Federated Domain Generalization (FedDG), aims to tackle the challenge of generalizing to unseen domains at test time while catering to the data privacy constraints that prevent centralized data storage from different domains originating at various clients. Existing approaches can be broadly categorized into four groups: domain alignment, data manipulation, learning strategies, and optimization of model aggregation weights. This paper proposes a novel approach to Federated Domain Generalization that tackles the problem from the perspective of the backbone model architecture. The core principle is that objects, even under substantial domain shifts and appearance variations, maintain a consistent hierarchical structure of parts and wholes. For instance, a photograph and a sketch of a dog share the same hierarchical organization, consisting of a head, body, limbs, and so on. The introduced architecture explicitly incorporates a feature representation for the image parse tree. To the best of our knowledge, this is the first work to tackle Federated Domain Generalization from a model architecture standpoint. Our approach outperforms a convolutional architecture of comparable size by over 12\%, despite utilizing fewer parameters. Additionally, it is inherently interpretable, contrary to the black-box nature of CNNs, which fosters trust in its predictions, a crucial asset in federated learning.
Paper Structure (20 sections, 1 equation, 4 figures, 3 tables)

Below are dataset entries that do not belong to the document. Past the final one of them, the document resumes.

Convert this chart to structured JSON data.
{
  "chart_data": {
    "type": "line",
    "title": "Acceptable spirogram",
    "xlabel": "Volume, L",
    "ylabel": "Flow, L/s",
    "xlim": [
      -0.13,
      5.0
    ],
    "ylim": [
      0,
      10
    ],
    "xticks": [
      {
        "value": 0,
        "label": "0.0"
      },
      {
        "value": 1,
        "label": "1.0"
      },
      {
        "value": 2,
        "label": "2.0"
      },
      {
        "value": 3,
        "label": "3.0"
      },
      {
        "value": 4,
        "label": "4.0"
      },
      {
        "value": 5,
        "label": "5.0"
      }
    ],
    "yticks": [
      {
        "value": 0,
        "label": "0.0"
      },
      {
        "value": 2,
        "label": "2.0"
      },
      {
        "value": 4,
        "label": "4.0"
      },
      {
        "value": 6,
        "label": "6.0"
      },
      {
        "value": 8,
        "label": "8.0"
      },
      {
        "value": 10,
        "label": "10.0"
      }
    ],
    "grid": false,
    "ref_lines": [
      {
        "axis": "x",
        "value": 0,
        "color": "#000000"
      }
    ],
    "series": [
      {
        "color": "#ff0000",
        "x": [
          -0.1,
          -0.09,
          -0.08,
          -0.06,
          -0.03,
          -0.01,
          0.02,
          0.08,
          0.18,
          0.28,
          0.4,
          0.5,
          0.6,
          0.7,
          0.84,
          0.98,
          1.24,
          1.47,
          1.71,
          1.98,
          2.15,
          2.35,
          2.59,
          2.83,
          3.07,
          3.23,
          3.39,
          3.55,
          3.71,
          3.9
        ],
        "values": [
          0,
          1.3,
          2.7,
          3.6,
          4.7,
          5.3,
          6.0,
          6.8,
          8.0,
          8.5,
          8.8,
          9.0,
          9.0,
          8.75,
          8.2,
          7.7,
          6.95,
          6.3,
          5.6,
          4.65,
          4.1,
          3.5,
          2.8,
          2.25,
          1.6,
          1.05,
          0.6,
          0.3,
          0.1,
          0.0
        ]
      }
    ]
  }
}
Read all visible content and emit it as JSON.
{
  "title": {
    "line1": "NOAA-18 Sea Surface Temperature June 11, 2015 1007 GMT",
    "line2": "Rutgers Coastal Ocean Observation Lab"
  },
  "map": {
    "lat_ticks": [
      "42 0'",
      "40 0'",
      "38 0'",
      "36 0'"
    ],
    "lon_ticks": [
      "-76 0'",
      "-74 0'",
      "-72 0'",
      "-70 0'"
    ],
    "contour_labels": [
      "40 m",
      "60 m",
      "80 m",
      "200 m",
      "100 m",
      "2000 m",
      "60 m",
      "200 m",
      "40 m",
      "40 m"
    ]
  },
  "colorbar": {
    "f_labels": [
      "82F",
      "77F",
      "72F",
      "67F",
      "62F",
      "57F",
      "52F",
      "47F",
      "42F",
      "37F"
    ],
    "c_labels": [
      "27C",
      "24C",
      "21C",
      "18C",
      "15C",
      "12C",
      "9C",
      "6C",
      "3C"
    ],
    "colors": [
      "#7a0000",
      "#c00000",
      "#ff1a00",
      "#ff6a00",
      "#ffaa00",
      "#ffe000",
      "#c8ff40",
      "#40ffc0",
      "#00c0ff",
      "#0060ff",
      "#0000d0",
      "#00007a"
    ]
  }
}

This paper contains 20 sections, 1 equation, 4 figures, 3 tables.

Figures (4)

  • Figure 1: The Figure illustrates the motivation behind our approach. Objects will maintain their compositional hierarchical structure despite any change in appearance, which aids domain generalization. On the left, the parse tree of a picture of a dog, while the right-hand side depicts the parse tree for a sketch drawing of a dog. The figure illustrates that both images have the same parse tree, despite the huge appearance discrepancy.
  • Figure 2: The Figure illustrates the CCNet architecture. a) the input image. b) the input tokenizer. c) the initialization pipeline. d) the tokenized input e) the hidden representation at t = 0. f) The network architecture. g) the hidden representation at t = 1. h) the softmax classification output. i) the structure of the classification head.
  • Figure 3: The Figure depicts a sample of the PACS dataset from the four different domains, illustrating the challenge of domain generalization under significant domain shift.
  • Figure 4: The Figure illustrates the islands of agreements formed at $t = 0$ in CCNet. The right most columns show higher levels in the hirer achy, with the last column being the input image. The Figure illustrates a similar hierarchical structure of images belonging to different domains.